Sunday, July 21, 2013
Day 34 - I would walk 500mi?
And not soon enough, since this next section is a real doozy. I think I mentioned that we have ~125 to Leadore (apparently this is a compound word, and pronounced 'lead' 'ore', in reference to mining, which seems to be a major part of the economy). This is supposed to be the toughest hitch on the trail, ~30mi on a gravel road. The terrain is supposed to be rugged as well.
Today, we had a nearo, so hiked 10mi. To start, this section certainly lived up to the hype. There appear to be no switchbacks, just steep climbs up and down. As a wise man once told me on the AT, the uphills are tough, but the downhills will kill you. The trail is pressed flush against sheer hillsides, and a spaced out footstep, vertigo or even a loose rock could be a long tumble.
Our first 8mi out were fairly uneventful, some tough climbs up and down a jeep road. We came to a fire notice, since much of the next 10mi had burned this time last year. This is not surprising, given that nearly 40% of the pine trees are festooned with bright orange pine needles, indicating death and extreme flammability. Bigfoot resourcefully used his phone to discover that the burn notice had been rescinded, and we pressed on. From our vantage point, we could see the large burned patches of trees, silvery on the hillside. Glad we were climbing in the evening, so the sun was lower.

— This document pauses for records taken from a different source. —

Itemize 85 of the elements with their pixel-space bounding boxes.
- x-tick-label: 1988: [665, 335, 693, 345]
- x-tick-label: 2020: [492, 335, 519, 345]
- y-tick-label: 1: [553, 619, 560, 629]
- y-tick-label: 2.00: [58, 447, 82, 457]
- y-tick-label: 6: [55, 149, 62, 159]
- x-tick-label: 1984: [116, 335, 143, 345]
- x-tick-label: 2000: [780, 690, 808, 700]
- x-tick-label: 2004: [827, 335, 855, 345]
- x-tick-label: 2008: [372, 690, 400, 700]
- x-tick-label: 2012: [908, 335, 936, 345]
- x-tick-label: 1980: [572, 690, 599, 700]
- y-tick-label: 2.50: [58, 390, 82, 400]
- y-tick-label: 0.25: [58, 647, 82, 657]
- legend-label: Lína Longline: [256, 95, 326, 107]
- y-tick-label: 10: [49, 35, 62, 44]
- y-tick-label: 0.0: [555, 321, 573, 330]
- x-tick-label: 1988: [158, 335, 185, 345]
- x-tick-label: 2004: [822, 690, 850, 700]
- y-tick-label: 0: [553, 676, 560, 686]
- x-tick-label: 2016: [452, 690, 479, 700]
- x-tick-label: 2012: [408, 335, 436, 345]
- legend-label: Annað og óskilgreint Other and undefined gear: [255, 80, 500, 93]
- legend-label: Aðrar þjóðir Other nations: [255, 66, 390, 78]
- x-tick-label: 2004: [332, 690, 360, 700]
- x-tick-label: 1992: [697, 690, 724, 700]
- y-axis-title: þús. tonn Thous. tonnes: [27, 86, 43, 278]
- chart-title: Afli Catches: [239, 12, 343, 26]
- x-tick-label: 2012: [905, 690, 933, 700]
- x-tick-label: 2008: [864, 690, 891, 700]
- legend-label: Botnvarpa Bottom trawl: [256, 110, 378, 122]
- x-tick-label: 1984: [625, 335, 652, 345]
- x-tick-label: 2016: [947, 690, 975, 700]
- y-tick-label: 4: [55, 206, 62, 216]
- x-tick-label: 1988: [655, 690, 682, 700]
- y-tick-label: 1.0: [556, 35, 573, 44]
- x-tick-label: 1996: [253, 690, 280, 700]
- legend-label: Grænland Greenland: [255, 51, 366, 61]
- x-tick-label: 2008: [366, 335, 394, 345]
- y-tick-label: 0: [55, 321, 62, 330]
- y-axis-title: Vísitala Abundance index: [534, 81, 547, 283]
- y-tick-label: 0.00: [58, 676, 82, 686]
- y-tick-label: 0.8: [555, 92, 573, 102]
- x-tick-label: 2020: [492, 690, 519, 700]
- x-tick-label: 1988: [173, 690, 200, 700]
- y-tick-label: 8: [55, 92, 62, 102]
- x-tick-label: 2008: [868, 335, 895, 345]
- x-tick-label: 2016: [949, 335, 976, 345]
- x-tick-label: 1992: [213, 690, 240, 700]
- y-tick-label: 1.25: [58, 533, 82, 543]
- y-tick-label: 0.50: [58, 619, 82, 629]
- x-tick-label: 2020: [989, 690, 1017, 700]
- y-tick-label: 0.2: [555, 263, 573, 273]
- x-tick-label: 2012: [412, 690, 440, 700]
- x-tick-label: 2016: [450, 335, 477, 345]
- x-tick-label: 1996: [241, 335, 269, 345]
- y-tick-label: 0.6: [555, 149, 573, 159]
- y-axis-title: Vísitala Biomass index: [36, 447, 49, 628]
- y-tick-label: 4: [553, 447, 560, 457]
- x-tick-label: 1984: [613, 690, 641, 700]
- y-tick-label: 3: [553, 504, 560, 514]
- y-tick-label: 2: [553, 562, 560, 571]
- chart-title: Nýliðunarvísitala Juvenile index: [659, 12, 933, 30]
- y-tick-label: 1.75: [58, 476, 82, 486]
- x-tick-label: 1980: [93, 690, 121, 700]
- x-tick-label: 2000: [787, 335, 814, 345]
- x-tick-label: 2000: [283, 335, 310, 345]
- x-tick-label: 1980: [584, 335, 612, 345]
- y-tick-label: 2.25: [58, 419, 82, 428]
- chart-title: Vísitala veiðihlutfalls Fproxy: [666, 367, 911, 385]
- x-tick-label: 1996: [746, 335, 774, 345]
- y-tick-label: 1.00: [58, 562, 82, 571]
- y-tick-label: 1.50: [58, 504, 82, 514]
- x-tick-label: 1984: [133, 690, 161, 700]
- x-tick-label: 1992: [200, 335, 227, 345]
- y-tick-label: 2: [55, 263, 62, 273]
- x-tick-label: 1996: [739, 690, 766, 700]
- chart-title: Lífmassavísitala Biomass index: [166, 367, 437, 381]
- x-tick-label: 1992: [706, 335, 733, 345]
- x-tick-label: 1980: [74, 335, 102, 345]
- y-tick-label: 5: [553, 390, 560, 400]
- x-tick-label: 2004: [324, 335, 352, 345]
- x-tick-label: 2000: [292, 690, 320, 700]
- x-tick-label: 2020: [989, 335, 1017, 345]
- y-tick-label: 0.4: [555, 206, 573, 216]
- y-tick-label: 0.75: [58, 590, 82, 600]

We made camp at the Nez Perce campsite, which is supposed to be one of the nicest in this section. The spring downhill 0.1mi was absurdly beautiful, with a tiny pool created with carefully stacked rocks, and magenta wildflowers.
Though we all could have used a day off in town, the beauty of the sunset at camp made me glad we were on the trail. I love watching sunsets from saddles, where you can see the whole color gradient from midnight blue to orange filtered through tall sere pines. Lovely.
So, feeling a little anxious about this upcoming section, but will be so glad when we have it behind us.
p.s., Fond thoughts to Bearbait, who we left in Sula to recover from her foot injuries. Hope you're recuperating, and that we cross paths again.
p.p.s., Sula is a great town stop. The folks couldn't be kinder or more welcoming. Thanks Richard and Ed for the lift back up to the trailhead. Feel like real pioneers on the Lewis and Clark route.